Arthur Sabree, a onetime cocaine dealer of considerable influence, has been out of prison for 10 years and done with parole for two. Mr. Sabree, 56, now sells T-shirts on the street. He serves as the captain of his neighborhood watch group. He owns a house with his wife of 10 years.
Yet while Mr. Sabree holds himself up as an example of good citizenship to the wayward of his community, he said, he cannot exercise the fundamental right of a citizen. As a convicted felon, Mr. Sabree is barred from voting for the rest of his life under Alabama law.
In this state, however, it is not a right for nearly a third of all black men because they have felony convictions, according to a recent study.
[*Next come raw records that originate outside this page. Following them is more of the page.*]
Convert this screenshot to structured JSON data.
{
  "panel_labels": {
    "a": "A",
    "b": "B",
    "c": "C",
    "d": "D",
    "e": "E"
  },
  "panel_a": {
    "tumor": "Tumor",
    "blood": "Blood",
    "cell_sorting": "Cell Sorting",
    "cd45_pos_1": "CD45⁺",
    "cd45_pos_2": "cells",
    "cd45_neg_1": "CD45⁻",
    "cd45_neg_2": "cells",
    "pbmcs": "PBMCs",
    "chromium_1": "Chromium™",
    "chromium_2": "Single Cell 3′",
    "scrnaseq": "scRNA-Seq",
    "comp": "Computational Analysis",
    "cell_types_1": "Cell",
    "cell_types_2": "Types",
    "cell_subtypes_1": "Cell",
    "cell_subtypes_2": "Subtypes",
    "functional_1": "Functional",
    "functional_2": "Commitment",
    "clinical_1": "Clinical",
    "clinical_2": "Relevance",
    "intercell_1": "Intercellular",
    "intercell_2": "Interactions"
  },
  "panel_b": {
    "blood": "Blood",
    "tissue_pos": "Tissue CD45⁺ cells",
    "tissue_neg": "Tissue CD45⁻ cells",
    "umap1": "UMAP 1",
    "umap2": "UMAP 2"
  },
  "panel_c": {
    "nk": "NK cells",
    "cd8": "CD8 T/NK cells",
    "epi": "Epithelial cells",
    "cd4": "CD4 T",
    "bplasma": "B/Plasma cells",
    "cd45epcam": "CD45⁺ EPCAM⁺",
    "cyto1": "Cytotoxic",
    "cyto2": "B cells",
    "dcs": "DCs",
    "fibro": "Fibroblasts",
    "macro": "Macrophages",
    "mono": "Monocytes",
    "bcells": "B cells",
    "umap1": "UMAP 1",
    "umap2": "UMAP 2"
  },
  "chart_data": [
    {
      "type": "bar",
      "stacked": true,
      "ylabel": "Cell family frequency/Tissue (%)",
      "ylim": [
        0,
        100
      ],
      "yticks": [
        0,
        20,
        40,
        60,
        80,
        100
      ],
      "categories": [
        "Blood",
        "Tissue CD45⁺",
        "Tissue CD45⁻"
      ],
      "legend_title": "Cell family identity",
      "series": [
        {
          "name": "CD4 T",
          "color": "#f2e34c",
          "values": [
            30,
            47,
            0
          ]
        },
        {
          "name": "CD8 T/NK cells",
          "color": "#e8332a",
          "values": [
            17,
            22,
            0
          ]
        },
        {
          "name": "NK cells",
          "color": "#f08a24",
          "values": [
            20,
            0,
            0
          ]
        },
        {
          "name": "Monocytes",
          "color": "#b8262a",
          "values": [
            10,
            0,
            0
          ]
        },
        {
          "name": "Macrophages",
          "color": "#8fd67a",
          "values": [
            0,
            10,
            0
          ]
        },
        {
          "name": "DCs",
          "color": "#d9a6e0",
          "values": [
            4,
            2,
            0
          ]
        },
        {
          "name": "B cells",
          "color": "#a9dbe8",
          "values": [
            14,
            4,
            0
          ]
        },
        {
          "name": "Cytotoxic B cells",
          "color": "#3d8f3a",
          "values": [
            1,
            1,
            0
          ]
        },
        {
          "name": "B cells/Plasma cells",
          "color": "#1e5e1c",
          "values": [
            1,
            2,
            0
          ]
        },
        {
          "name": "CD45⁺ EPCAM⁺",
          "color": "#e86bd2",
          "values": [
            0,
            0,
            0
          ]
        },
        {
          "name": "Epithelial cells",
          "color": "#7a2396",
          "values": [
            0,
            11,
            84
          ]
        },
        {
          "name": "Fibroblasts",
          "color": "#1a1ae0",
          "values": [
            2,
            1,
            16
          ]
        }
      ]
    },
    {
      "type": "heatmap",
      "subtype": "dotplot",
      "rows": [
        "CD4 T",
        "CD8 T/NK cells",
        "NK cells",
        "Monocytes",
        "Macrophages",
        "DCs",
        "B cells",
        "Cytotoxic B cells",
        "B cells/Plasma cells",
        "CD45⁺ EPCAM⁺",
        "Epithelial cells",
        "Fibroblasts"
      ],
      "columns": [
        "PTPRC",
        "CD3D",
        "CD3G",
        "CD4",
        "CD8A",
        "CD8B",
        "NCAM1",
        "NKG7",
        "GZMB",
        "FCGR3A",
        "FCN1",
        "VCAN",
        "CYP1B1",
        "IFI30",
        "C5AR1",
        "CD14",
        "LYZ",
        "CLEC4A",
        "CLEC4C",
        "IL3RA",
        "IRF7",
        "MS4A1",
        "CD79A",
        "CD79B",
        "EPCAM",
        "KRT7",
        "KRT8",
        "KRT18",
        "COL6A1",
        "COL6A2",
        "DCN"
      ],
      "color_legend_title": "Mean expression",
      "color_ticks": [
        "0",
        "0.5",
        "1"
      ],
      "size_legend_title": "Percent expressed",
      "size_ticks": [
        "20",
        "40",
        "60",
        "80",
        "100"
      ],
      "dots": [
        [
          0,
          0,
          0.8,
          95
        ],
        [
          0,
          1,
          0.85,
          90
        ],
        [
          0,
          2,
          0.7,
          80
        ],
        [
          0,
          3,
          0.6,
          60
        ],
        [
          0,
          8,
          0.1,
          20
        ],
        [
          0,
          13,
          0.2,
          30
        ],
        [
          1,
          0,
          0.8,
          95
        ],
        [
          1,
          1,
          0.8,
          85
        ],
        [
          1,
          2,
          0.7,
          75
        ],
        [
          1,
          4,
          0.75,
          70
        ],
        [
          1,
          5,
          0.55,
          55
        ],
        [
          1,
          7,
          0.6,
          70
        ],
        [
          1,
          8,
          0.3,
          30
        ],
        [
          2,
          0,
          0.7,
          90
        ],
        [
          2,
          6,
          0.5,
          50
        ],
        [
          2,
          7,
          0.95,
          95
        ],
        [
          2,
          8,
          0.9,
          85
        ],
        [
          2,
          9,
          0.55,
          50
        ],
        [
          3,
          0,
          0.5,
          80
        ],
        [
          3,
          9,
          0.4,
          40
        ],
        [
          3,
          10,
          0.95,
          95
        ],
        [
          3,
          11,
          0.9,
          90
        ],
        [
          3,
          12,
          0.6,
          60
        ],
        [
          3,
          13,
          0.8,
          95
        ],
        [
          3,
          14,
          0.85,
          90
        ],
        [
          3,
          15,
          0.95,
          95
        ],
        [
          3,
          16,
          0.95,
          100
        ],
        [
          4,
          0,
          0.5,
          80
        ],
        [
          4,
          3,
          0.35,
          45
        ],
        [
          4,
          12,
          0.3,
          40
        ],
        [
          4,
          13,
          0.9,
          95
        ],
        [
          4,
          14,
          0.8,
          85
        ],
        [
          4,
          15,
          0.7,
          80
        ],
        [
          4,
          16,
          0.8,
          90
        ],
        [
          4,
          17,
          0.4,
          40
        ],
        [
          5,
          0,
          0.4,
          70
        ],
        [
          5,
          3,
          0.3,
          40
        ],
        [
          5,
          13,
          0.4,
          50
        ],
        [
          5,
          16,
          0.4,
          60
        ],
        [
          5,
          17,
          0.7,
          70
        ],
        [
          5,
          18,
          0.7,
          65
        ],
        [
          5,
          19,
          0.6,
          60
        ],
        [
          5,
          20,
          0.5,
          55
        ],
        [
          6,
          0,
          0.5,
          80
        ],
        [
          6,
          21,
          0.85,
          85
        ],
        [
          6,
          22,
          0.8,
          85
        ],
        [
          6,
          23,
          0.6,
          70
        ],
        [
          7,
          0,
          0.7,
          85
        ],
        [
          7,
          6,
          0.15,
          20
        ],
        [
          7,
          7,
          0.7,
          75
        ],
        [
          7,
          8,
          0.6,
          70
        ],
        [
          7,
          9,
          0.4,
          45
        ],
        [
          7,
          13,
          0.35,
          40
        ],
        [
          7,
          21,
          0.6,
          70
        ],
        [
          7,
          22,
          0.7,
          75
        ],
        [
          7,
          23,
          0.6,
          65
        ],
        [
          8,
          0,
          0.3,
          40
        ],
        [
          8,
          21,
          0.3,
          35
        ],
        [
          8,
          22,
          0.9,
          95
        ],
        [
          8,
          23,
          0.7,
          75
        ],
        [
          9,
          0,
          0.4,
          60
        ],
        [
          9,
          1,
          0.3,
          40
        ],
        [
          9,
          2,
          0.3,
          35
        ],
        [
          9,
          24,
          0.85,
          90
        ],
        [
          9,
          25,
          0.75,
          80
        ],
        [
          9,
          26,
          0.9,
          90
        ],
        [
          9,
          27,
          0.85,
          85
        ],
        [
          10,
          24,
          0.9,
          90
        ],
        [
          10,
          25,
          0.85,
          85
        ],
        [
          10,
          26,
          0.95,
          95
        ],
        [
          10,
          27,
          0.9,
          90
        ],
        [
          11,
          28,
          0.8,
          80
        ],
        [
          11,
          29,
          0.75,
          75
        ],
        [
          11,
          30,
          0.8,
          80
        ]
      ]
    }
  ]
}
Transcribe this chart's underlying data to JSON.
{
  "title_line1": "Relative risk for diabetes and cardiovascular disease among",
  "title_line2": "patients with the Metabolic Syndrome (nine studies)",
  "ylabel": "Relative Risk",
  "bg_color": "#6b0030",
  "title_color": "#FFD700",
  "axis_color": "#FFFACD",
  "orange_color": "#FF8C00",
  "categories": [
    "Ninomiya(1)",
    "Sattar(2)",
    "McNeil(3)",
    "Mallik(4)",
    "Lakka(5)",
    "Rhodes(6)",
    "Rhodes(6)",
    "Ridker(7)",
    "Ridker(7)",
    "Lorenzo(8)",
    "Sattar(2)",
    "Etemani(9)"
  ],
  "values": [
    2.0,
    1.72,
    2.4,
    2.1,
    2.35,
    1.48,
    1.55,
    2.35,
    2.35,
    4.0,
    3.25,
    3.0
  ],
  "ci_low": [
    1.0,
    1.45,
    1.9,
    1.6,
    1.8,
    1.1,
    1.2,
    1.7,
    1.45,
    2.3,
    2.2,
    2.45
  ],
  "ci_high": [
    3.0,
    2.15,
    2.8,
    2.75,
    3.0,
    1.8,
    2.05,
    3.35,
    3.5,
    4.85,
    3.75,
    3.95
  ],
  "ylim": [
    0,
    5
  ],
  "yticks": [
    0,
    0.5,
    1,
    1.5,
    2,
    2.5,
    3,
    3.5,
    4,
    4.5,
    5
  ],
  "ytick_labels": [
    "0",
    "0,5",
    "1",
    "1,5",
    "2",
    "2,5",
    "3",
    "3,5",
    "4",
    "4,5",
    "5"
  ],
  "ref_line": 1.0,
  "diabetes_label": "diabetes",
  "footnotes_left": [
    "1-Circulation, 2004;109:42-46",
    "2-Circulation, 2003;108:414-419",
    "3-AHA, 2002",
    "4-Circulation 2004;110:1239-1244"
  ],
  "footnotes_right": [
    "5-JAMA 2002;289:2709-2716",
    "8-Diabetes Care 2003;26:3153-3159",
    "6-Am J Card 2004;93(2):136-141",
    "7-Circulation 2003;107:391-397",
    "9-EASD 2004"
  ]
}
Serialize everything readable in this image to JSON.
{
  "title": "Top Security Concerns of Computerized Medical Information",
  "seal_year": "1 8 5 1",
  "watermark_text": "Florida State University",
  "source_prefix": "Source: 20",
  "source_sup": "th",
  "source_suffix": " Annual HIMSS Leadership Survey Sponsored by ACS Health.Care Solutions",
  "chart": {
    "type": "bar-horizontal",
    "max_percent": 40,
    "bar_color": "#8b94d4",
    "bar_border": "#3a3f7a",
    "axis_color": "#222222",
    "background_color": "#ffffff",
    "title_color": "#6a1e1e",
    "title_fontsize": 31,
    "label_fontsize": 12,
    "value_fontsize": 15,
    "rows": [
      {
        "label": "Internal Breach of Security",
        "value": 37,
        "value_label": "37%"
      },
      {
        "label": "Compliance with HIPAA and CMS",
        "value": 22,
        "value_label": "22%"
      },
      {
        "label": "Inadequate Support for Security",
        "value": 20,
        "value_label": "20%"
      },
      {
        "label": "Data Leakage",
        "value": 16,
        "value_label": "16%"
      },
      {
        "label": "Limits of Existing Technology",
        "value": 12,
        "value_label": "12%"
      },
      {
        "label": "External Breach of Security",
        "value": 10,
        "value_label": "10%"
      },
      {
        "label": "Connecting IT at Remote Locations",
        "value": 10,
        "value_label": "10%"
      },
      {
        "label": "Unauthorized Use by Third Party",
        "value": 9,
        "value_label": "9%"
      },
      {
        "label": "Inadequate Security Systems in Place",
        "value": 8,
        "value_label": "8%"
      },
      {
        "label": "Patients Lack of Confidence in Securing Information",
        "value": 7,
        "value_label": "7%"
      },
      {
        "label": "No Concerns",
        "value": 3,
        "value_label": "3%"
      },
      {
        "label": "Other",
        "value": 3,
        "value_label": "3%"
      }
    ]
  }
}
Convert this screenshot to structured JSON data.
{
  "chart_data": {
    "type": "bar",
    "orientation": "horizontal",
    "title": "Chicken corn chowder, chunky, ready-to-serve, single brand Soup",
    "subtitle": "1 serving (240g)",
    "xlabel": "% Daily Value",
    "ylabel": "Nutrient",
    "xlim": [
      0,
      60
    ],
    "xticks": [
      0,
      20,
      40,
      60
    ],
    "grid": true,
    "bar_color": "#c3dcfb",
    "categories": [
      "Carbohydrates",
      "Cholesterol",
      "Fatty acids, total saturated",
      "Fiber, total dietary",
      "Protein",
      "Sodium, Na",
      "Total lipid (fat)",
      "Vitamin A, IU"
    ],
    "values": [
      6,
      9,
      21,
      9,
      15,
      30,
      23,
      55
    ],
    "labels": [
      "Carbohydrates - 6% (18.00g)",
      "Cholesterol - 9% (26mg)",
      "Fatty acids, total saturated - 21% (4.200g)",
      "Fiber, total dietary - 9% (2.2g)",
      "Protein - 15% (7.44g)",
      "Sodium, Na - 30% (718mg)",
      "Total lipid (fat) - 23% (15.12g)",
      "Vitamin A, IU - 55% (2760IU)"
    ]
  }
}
Under the principle that those who violate the laws of society ought to surrender some of its privileges, Alabama, like eight other states, does not allow anyone with a felony conviction to vote; only a pardon from state officials restores voting rights.
Nationally, about 4.2 million Americans — some still behind bars, others freed long ago — cannot vote because of felony disenfranchisement laws, according to another study completed last month by two professors of criminology, Christopher Uggen of the University of Minnesota and Jeff Manza of Northwestern University. About 7 percent of African-Americans are barred from voting because of felony convictions, compared with 2.1 percent of the general population, the study found, using 1998 prison and parole figures.
In Florida earlier this month, a group of ex-felons filed a federal civil rights lawsuit charging that the state law excludes black voters and thus violates the Voting Rights Act. In Alabama earlier this year, legislators rejected a bill to automatically restore voting rights to ex-felons.
In Connecticut, civil rights groups have plastered a message on billboards informing ex-convicts that they can vote after completing parole or probation.
But in Massachusetts, which along with Vermont and Maine is the only state to let felons cast ballots behind bars, there is a move in the opposite direction. Voters there will consider on Election Day a ballot initiative to eliminate the practice.
A 1998 study conducted jointly by the Sentencing Project and Human Rights Watch found that 31 percent of African- American men in both Alabama and Florida could not vote. In five other states — Iowa, Mississippi, New Mexico, Virginia and Wyoming — felony disenfranchisement laws affected one in four black men.
A majority of states, including New York, automatically grant voting rights to felons once they have completed their prison and parole terms. Neither New Jersey nor Connecticut allows former felons on probation to vote. Some states impose limited voting restrictions on former felons, from waiting periods to bans for repeat offenders.
Where there is a lifetime ban, ex- felons who want to vote are required to undergo what critics contend is a bureaucratic process — one that they say is reminiscent of the poll taxes and literacy tests that once kept black Southerners from the ballot box. In Alabama, a pardon application requires a DNA test and notification to the crime victim.